Hypertrophy is an increase in cell size, resulting in an increase in organ size. This can be physiological—as seen in response to exercise or hormonal stimulation in some organs —or pathological.
Hyperplasia is an increase in cell number, which increases organ size. It can be physiological or pathological. Hyperplasia and hypertrophy can occur together. Examples include hormonal hyperplasia and compensatory hyperplasia.
Atrophy is a shrinkage in cell size due to loss of cell substance. This can be physiological, for example, the shrinkage of the uterus after pregnancy, or pathological, such as from decreased workload/demand, loss of innervation, reduced blood supply, or inadequate nutrition/energy.
Metaplasia is a change from one mature cell type to another mature cell type. This is an adaptive response to produce cells better equipped to withstand environmental changes. Examples include physiological squamous metaplasia in the cervix from hormonal changes and pathological squamous metaplasia in the lung from cigarette smoking.
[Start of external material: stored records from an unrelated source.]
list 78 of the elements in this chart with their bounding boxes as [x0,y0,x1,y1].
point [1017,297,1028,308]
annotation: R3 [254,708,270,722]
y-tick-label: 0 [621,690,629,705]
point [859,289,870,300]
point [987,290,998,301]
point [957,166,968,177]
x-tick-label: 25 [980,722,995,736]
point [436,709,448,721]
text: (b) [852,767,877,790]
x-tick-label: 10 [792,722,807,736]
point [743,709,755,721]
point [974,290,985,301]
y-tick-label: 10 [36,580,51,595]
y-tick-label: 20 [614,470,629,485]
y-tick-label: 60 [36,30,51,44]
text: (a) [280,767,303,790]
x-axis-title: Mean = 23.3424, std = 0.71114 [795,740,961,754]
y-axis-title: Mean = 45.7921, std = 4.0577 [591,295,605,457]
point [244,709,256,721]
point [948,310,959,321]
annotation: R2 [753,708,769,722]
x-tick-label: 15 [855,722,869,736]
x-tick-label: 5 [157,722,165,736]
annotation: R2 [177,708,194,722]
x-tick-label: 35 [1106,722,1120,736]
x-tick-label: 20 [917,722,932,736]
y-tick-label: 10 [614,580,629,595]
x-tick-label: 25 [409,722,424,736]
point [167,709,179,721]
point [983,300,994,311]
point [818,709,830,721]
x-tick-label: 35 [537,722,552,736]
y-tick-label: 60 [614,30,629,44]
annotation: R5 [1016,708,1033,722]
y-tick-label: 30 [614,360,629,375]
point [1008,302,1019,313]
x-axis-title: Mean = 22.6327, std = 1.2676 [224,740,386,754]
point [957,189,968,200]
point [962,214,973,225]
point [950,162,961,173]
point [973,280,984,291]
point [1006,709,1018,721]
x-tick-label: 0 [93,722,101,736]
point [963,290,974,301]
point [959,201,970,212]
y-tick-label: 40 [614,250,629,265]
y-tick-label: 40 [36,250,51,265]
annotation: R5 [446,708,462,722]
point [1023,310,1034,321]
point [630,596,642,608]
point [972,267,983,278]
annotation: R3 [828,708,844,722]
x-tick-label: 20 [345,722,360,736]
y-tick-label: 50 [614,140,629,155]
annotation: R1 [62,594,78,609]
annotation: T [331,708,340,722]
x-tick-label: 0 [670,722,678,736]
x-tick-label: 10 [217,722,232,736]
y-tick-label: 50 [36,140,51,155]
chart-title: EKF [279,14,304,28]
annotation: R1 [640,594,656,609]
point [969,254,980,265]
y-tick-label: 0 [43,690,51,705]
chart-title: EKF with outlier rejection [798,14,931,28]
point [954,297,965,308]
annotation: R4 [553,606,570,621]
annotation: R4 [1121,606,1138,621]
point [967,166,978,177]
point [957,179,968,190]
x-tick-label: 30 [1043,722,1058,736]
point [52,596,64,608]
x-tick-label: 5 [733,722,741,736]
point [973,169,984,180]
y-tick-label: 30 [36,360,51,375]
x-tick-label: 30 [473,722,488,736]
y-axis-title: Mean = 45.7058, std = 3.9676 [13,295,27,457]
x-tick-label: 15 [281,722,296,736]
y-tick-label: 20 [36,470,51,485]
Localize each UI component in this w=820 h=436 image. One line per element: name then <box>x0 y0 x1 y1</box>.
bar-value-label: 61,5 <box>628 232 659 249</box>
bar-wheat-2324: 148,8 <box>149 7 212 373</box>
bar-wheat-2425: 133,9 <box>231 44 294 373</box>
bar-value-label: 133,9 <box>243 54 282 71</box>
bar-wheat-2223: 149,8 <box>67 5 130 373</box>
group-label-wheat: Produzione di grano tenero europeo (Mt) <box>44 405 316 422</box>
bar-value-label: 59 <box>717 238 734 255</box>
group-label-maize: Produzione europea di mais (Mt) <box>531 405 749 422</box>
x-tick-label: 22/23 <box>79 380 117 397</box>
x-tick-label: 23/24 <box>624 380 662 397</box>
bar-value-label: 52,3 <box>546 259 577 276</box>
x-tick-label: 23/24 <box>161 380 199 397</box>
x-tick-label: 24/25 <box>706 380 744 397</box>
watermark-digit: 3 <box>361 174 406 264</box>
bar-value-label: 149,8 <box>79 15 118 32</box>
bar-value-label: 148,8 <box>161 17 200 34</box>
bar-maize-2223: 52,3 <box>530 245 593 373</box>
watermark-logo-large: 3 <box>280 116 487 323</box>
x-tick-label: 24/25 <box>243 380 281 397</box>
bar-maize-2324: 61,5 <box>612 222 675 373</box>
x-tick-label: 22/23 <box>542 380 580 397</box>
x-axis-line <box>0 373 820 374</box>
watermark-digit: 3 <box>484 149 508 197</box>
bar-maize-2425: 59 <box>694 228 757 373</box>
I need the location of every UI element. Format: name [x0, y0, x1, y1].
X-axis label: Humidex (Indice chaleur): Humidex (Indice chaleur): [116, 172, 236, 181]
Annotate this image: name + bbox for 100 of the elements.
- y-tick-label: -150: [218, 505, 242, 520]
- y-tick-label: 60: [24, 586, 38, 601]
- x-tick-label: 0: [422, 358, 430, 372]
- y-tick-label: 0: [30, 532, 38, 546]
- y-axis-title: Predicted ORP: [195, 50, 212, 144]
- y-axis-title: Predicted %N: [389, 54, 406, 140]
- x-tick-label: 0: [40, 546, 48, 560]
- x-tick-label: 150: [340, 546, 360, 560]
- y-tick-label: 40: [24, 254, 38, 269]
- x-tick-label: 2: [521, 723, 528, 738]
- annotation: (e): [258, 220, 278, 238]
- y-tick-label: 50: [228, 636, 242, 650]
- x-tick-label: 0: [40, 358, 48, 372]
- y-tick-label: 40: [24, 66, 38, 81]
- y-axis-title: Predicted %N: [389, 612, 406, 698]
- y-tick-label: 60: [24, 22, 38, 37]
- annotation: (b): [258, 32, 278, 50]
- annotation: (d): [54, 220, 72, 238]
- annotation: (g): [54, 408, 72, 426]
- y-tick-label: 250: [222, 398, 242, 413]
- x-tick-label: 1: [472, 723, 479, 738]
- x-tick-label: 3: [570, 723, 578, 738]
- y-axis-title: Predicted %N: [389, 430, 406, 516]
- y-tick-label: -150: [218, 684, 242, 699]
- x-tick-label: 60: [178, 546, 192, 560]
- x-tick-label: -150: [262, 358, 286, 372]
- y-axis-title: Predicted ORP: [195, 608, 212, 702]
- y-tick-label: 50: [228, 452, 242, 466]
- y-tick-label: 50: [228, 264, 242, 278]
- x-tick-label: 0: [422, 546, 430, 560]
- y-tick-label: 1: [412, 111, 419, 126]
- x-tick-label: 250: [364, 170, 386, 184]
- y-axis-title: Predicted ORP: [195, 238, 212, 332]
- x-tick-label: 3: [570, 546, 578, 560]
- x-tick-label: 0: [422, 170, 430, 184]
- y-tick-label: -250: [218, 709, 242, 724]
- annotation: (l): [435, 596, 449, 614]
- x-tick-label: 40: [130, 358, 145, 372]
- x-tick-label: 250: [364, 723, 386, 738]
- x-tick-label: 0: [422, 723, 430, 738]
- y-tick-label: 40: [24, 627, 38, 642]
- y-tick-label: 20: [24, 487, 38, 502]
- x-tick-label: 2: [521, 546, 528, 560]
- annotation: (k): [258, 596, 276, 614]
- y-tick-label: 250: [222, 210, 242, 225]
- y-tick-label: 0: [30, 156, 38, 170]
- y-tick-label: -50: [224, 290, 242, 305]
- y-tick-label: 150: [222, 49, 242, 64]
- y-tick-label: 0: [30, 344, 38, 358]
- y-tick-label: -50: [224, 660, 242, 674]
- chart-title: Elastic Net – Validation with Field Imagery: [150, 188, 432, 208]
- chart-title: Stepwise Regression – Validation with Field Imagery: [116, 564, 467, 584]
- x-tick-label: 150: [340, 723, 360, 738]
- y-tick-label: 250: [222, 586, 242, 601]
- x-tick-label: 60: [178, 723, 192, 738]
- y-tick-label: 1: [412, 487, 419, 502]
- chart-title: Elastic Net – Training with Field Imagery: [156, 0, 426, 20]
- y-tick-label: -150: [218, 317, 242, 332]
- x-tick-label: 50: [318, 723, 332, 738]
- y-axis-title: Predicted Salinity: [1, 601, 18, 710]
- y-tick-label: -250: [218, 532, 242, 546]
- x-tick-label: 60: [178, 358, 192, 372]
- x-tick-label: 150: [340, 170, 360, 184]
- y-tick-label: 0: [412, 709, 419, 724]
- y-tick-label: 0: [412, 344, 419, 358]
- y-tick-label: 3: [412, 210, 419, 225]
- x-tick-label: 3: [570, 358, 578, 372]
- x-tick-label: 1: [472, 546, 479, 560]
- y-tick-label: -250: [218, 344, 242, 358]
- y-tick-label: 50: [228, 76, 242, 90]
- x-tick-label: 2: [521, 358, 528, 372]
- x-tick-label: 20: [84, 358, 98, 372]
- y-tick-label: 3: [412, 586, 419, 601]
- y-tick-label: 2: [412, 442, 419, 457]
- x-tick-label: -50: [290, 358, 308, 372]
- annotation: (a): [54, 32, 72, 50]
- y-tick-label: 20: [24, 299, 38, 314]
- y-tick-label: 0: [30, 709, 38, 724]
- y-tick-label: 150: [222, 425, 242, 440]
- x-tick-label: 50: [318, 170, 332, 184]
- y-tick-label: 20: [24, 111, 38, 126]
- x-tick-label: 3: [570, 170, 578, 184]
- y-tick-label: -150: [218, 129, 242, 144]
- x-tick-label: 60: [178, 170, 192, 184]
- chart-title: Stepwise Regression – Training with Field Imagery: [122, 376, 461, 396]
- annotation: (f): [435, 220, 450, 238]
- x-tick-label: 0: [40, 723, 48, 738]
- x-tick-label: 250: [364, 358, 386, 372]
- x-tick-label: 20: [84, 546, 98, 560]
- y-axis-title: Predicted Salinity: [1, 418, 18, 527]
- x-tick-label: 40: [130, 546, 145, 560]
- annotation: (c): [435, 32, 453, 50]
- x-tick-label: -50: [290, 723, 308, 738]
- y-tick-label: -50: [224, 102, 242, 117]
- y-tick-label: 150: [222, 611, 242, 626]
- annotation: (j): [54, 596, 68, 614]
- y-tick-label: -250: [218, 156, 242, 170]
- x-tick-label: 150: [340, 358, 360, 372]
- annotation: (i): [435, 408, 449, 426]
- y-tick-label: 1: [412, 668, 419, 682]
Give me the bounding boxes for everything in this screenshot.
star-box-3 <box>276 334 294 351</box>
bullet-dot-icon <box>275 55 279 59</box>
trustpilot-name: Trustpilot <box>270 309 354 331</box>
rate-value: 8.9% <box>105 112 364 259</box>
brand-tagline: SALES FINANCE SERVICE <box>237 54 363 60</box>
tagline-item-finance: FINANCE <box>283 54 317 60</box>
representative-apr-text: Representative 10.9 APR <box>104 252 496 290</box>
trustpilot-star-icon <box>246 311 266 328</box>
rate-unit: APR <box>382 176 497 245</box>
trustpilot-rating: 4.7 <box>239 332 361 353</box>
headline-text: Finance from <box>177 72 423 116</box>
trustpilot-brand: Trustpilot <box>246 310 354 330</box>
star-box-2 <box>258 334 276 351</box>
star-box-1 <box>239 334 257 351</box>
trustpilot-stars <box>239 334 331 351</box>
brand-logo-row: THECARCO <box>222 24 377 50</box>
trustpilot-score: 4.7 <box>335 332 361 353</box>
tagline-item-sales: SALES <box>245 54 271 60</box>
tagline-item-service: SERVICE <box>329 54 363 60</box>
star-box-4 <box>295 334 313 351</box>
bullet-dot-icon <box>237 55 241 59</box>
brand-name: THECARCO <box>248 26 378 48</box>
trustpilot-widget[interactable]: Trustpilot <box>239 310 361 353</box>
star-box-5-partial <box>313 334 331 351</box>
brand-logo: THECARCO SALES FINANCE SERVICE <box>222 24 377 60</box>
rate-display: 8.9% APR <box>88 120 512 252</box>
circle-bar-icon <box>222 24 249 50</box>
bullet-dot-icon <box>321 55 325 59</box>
Intracellular accumulations are the buildup of substances produced by the cell or elsewhere in cells. Possible locations include the cytoplasm, lysosomes, and nucleus.
Substances such as lipids, glycogen, proteins, and pigments can accumulate, potentially causing cellular dysfunction.
Lipids accumulate in cells due to increased intake, decreased catabolism, or abnormal metabolism. For example, excess lipid accumulation in parenchymal cells is called steatosis.
Protein accumulation can be from excessive synthesis, uptake, or from the misfolding of proteins. An accumulation of abnormal proteins in neurons is associated with Alzheimer's disease.
Glycogen accumulation can result from genetic disorders or issues with carbohydrate metabolism. Examples are in the cells of the renal tubules, cardiac myocytes, and islets of Langerhans in cases of diabetes.
Pigment accumulation is also possible. Examples include exogenous pigments from the outside, such as carbon and the endogenous pigments lipofuscin, melanin, and haemosiderin.

Pathological calcification is the abnormal deposition of calcium salts, smaller amounts of iron, or magnesium and other minerals. It can occur in either dystrophic or metastatic forms.
Dystrophic calcification happens in dead or degenerating tissues occurring at normal calcium levels. It can result in organ dysfunction, such as in the heart valves, and heterotopic bone formation.
Metastatic calcification involves an excess of calcium in the blood (hypercalcemia) causing calcium deposition in normal tissues. Common sites for deposition include the kidneys, lungs, and blood vessels and the synovium of joints. Common causes of this form of calcification include hyperparathyroidism, bony destructive lesions, and hypervitaminosis D and prolonged immobilisation.

Cellular aging is a progressive decline in the lifespan and functional activity of cells due to accumulation of DNA mutations, decreased replication, abnormal protein homeostasis, and persistent inflammation. Cellular adaptations, such as telomere shortening, are involved in aging.
Telomeres are critical protective structures at the ends of chromosomes and are progressively shortened with each cell division, ultimately leading to cellular arrest and aging.